Les I.S sont des militaires qui traînent dans les rues, plus particulièrement le soir. Ce sont les gardes des Leaders. Leur méthode est simple, si vous avez l’air suspect, vous vous faites tuer sur-le-champ. Tout le monde les craint et les déteste.

Une fois Rouna partit, Tullia se tourne vers moi.


- Tu penses que la robe va plaire à Max ? me demande-t-elle les joues roses.
- Quelle importance ? Il ne sera pas là pour te voir de toute manière.


Je réalise mon erreur, j’ai peut-être été un peu trop brusque. Je m’excuse devant l’air peiné de mon amie.


- Ce n’est pas grave, je le sais. Mais c’est dur d’avoir un copain, de savoir qu’il sera au bal mais de ne pas pouvoir danser avec lui. Tu ne connais pas ça toi, me dit-elle avec un sourire sans joie.

Bien sûr que si, je sais ce que cela fait. Mais je ne lui dis pas. La culpabilité me ronge alors. Je me tourne face au miroir pour éviter de la regarder dans les yeux et me coiffe machinalement. Etant une très mauvaise menteuse, je hausse les épaules pour éviter de lui parler.


- Enfin, tu ne sais pas non plus ce que c’est d’avoir un copain.


Je déglutis. L’envie de lui répliquer le contraire me démange.


- Mais je pense que tu irais bien avec Wilfrid, dit-elle pensive.


Je sens que je vais craquer. Il ne faut pas, il ne faut pas ! 


- Et bien, me dit-elle en me faisant face. Tu as perdu ta langue ?


Devant ma mine gênée, elle pousse un petit cri et me lance d’un air menaçant :


- Agé, tu me caches quelque chose, je le sais !
- N-non, je bredouille un peu trop rapidement.
- Agénia ! s’exclame t-elle sur un ton de reproche, maintenant.


Je ne sais plus quoi répondre.
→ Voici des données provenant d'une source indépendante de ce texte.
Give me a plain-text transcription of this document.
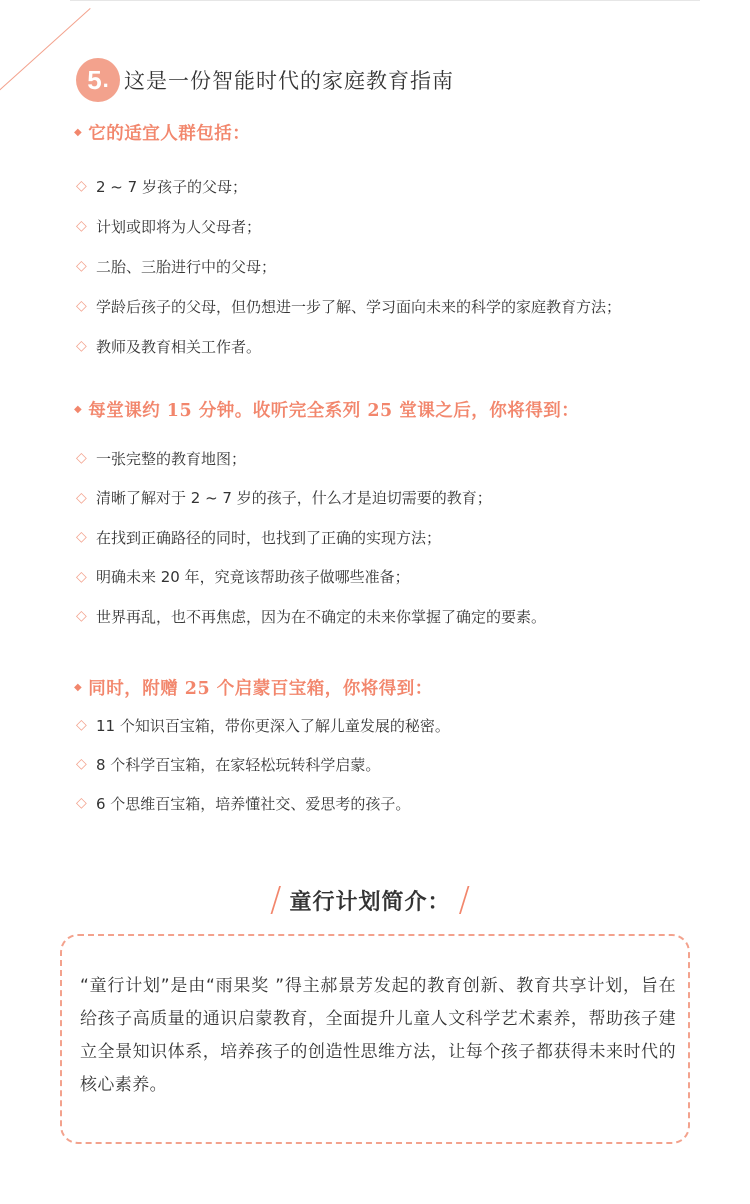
5 . 这是一份智能时代的家庭教育指南
◆ 它的适宜人群包括：
◇ 2 ~ 7 岁孩子的父母；
◇ 计划或即将为人父母者；
◇ 二胎、三胎进行中的父母；
◇ 学龄后孩子的父母，但仍想进一步了解、学习面向未来的科学的家庭教育方法；
◇ 教师及教育相关工作者。
◆ 每堂课约 15 分钟。收听完全系列 25 堂课之后，你将得到：
◇ 一张完整的教育地图；
◇ 清晰了解对于 2 ~ 7 岁的孩子，什么才是迫切需要的教育；
◇ 在找到正确路径的同时，也找到了正确的实现方法；
◇ 明确未来 20 年，究竟该帮助孩子做哪些准备；
◇ 世界再乱，也不再焦虑，因为在不确定的未来你掌握了确定的要素。
◆ 同时，附赠 25 个启蒙百宝箱，你将得到：
◇ 11 个知识百宝箱，带你更深入了解儿童发展的秘密。
◇ 8 个科学百宝箱，在家轻松玩转科学启蒙。
◇ 6 个思维百宝箱，培养懂社交、爱思考的孩子。
/ 童行计划简介： /
“童行计划”是由“雨果奖 ”得主郝景芳发起的教育创新、教育共享计划，旨在给孩子高质量的通识启蒙教育，全面提升儿童人文科学艺术素养，帮助孩子建立全景知识体系，培养孩子的创造性思维方法，让每个孩子都获得未来时代的核心素养。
Je réfléchis à toute vitesse et dis précipitamment :


- Ma…ma sœur va me présenter à un Leader et ça m’angoisse un peu, je dois dire…


Son air énervé prend place à une moue de déception.


- Ah bon… Je pensais qu’il y avait autre chose…
- Je trouve ça quand même sérieux ! je m’exclame, trop heureuse de changer de sujet. Elle veut quand même me caser avec un Leader !


Un sourire gourmand s’affiche sur son visage.


- Oh, il est peut-être mignon !


Je m’esclaffe, entraînant Tullia dans mon hilarité, mais nous nous stoppons net en voyant un I.S entrer dans la boutique. Nous nous regardons l’air horrifié. Il faut que l’on parte vite d’ici. Nous enlevons nos robes rapidement et nous dirigeons vers la caisse pour régler nos achats. Malheureusement, le militaire s’y trouve, accoudé contre un mur, il nous fixe. J’avale péniblement ma salive tandis que Tullia sort son porte-monnaie. Je peux remarquer que la caissière, la gérante du magasin sans doute, tremble. Je comprends alors que l’I.S n’est pas là pour nous. Après avoir payé, nous nous apprêtons à sortir du magasin mais une voix nous retient.


- Mesdemoiselles, attendez !


J’échange un regard angoissé à Tullia. Celle-ci, livide, hoche silencieusement la tête. Nous nous retournons alors lentement.


- J’aurai besoin de témoins pour ce qui va suivre. Cette femme, dit-il en désignant d’un air de dégoût la vendeuse, a oublié de nous avertir du cancer de son fils.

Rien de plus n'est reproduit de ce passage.